Today is National POW-MIA Recognition Day, a day we remember those who languished in enemy prison camps or who were never accounted for during a conflict. VFW post 4002 and American Legion auxiliary held a somber ceremony at Eastman Estates in Longview, commemorating National POW-MIA recognition day. A POW-MIA flag was presented to be flown continually at the facility.
"Today's opportunity to raise the flag on our pole became a very special moment for us because we do want people to remember those that are still missing in action," says Eastman Estates life enrichment director Rhonda Colby.
The term POW-MIA was first brought to national attention during the Korean war, then even moreso after the revelation of the horrors inflicted on American prisoners of war in Vietnam.
"There's many families that still don't know where the remains of their loved ones are," says VFW post 4002 member Robert Wallace.
For Eastman resident Bobby Reeves, a Korean War and Vietnam War veteran, it's a reminder of the cost of war.
"Millions sacrificed their lives for the protection of this country.

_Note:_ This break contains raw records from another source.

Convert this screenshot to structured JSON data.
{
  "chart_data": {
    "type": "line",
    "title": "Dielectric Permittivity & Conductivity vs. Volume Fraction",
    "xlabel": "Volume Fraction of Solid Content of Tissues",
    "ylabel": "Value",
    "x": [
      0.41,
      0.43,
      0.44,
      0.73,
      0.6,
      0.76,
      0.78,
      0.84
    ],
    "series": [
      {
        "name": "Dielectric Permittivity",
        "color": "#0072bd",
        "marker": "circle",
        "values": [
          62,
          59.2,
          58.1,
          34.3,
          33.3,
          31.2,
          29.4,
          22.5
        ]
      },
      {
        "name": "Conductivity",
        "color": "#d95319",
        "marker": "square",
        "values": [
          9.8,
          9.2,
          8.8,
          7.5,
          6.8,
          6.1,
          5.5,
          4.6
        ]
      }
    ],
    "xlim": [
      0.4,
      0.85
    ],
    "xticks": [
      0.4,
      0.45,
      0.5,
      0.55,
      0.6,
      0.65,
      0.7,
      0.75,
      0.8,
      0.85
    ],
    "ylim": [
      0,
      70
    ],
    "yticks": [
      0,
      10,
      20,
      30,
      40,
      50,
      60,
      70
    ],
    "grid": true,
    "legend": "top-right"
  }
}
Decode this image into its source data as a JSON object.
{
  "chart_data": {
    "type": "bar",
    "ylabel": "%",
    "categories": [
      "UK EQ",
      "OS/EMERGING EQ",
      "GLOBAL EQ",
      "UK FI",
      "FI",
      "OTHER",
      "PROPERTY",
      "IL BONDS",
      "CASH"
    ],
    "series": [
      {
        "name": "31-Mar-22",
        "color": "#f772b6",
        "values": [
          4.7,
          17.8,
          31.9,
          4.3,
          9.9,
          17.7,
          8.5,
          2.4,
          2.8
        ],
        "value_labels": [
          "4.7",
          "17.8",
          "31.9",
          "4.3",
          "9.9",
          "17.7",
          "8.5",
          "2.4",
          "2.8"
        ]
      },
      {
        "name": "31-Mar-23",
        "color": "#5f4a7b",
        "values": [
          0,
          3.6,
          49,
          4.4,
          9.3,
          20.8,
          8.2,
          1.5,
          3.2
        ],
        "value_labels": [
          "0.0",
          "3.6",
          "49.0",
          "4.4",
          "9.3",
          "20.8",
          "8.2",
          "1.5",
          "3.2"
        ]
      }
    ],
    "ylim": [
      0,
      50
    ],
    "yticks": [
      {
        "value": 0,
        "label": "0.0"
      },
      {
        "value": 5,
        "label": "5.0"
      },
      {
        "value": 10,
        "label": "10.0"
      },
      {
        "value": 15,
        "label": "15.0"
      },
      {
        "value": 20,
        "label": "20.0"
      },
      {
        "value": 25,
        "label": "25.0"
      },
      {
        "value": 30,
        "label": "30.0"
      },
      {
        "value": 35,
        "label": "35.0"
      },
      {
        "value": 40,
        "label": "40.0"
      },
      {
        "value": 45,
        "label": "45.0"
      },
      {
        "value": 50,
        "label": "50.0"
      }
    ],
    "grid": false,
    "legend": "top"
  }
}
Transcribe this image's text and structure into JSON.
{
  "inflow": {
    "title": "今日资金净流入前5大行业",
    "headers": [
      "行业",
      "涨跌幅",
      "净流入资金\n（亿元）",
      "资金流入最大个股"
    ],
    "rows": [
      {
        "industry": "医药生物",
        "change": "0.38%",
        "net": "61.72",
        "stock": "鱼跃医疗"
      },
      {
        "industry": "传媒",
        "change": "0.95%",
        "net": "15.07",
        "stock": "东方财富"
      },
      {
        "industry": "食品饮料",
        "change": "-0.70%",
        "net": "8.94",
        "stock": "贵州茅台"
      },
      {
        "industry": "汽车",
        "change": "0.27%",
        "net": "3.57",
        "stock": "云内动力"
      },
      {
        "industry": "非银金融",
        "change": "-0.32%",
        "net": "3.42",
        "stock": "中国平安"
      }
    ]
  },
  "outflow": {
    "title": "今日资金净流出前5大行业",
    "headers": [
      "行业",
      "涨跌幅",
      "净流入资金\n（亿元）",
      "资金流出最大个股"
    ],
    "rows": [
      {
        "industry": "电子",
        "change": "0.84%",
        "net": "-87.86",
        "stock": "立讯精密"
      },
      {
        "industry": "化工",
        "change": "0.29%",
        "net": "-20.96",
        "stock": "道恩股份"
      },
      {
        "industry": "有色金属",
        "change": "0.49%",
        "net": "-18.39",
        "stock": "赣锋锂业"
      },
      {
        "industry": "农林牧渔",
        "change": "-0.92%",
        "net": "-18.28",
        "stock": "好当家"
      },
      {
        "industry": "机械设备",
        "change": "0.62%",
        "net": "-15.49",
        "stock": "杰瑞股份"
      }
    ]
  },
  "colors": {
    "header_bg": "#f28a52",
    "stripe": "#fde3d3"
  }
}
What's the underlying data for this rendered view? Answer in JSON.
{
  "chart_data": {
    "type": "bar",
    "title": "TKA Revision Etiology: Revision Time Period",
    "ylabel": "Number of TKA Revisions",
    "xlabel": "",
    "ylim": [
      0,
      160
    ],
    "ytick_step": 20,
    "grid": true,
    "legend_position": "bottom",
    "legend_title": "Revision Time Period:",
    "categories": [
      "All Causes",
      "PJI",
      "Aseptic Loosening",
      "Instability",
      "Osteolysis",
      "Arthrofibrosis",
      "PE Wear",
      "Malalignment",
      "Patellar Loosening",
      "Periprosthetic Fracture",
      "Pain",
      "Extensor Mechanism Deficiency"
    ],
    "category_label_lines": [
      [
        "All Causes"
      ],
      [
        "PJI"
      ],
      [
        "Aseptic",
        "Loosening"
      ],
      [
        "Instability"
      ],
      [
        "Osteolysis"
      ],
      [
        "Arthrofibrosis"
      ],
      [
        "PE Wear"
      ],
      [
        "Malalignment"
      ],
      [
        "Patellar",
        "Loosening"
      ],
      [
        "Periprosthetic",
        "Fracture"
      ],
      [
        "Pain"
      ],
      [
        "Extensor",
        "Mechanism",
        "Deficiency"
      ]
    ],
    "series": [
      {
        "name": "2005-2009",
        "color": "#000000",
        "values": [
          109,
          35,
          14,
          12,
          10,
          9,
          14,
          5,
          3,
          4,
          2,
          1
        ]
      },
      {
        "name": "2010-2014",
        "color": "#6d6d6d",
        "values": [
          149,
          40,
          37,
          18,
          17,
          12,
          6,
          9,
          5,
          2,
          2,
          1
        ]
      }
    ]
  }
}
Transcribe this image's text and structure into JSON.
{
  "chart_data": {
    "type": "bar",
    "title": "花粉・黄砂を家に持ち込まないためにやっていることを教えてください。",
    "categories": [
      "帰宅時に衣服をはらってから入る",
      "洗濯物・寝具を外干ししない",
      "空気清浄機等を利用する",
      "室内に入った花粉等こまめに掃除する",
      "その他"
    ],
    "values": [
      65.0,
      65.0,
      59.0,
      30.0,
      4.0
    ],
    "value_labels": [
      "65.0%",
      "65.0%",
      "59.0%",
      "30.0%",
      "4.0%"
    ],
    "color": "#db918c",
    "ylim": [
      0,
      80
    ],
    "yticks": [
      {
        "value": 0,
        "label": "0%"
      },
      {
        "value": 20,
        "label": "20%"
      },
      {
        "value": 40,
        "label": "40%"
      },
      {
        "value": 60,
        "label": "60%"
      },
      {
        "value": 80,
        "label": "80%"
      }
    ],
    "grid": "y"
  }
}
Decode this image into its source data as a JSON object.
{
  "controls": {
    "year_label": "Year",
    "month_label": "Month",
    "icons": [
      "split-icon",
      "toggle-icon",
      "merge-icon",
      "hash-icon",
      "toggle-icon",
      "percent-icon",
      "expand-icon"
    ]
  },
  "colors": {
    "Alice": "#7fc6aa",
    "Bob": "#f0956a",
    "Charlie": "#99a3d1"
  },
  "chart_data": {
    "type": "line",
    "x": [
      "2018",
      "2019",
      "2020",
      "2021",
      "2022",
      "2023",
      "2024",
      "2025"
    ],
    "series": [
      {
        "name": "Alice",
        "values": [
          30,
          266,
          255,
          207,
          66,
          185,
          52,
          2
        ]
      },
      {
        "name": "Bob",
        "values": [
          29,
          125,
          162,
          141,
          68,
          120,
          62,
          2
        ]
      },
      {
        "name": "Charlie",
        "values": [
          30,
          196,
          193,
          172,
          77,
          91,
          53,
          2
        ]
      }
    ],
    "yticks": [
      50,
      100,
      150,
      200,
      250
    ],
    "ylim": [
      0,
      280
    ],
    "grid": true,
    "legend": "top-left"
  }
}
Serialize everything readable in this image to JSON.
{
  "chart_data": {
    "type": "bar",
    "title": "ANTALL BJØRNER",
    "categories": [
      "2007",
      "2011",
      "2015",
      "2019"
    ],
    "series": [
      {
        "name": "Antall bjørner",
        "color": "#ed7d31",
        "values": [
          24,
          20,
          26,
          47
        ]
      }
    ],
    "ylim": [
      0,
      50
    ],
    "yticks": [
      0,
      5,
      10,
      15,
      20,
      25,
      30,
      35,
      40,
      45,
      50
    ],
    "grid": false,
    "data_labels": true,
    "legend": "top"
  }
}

We've still got people missing, and until they are located and brought home, the Vietnam war is not over. They need to be located and brought home," Reeves says.
Today, there are still 83,417 Americans missing in action, according to the Department of Defense Prisoner of War-Missing Personnel Office. That includes some 73,681 from World War II; 7,947 from the Korean War; 126 during the Cold War; 1,657 from the Vietnam War; and six from Iraq and other conflicts.